# Thinking of Getting a New Violin - Advice?



## Jeanette Townsend

I know. All instruments sound different to different people, you can't judge by a brand, and this is probably a well-discussed topic.
However. I have a few in mind.
The Sky NY100 is beautiful, and the reviews tell of how rich and powerful the sound is, how it easily projects.
The Sky Guarantee Maestro Flamed supposedly has a wonderful sound, with an equally wonderful body.
The other one is a DZ Strad Stradivarius Hellier Copy with sophisticated, colorful and deep tones.
Both Sky violins are more affordable than others of the same quality, and while I can't find any demonstrations on YouTube, the reviews are impeccable.
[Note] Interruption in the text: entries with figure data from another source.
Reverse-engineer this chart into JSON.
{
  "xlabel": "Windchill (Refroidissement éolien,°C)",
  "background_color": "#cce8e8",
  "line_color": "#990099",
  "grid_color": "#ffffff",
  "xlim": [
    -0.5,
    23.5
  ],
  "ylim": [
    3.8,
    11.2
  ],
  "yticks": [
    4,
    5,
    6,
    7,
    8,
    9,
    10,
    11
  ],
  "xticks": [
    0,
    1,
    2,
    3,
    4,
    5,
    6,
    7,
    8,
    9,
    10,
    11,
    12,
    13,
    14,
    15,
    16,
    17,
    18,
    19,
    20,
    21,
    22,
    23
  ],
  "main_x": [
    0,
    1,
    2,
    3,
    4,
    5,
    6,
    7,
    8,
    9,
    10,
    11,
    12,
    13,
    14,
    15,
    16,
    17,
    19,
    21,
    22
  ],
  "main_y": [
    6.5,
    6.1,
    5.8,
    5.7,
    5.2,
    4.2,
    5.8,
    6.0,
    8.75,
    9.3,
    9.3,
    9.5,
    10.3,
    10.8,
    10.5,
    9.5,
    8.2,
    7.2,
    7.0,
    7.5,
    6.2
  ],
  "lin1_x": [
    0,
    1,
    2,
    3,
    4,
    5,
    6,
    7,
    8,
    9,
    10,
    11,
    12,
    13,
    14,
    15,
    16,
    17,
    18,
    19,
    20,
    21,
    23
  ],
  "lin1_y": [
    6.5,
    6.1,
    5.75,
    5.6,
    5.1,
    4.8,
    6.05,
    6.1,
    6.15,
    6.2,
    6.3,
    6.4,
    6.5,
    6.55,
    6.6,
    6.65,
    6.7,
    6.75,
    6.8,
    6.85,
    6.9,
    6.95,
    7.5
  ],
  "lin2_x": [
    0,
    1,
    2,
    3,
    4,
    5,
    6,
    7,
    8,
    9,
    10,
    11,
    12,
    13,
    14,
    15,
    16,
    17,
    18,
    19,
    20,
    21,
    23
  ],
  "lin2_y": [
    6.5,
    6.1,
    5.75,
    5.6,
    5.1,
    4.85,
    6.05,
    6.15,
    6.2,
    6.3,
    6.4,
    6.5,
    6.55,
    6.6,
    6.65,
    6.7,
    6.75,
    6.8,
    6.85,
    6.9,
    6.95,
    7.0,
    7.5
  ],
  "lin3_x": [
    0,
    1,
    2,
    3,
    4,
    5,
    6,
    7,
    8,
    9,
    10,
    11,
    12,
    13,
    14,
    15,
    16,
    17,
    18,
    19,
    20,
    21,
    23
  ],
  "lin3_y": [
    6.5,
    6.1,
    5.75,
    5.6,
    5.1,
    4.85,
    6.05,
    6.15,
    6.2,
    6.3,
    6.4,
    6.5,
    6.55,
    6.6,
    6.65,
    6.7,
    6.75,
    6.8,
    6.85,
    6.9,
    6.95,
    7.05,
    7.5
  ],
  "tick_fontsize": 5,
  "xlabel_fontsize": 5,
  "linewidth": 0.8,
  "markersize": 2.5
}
The only consistent complaint I saw with the 100 is that the varnish comes off easily.
The D Z Strad is more expensive, so it's more of a future option that I'd like to keep in mind. It stands out to me because it's a Strad copy, which I'm aware there is controversy over, but I really don't care. I'm mot paying a million dollars for an instrument. That's rather ridiculous to me, no matter how wonderful it sounds. 
I also really want a higher quality silent electric so I can actually practice in peace. 
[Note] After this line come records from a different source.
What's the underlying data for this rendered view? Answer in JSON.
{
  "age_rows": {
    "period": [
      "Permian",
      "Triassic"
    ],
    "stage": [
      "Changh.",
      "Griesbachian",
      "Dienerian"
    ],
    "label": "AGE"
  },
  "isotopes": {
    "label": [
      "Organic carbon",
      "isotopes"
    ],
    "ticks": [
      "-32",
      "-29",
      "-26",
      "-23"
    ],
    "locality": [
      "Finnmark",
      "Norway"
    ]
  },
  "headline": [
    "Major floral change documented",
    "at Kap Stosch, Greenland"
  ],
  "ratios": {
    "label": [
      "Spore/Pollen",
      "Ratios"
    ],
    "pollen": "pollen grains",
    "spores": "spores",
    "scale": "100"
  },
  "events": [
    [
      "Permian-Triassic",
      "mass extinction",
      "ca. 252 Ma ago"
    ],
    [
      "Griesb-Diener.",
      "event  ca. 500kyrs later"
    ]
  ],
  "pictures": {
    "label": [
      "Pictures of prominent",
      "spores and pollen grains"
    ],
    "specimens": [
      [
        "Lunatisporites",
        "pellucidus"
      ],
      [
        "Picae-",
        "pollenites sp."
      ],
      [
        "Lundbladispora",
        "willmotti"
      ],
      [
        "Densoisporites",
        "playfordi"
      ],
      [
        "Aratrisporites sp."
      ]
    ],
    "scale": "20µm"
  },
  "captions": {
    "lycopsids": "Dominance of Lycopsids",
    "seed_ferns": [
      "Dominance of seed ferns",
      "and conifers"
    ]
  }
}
Ideally, I'd like to get an acoustic as well as a silent electric, and rent out or sell my [good quality but not great] beginner violin. And this is off-topic, but how much should I rent it out for? We bought it five years ago for $200, including the case, rosin, and bow. Most music stores do something like $20 per month (CAD). I think that seems rather reasonable. There's nothing wrong with the violin, plus I'd be happy to tune it for them.
Opinions? Do you have experience with any of these acoustics? Which silent electrics do you recommend? 
Thanks in advance.


----------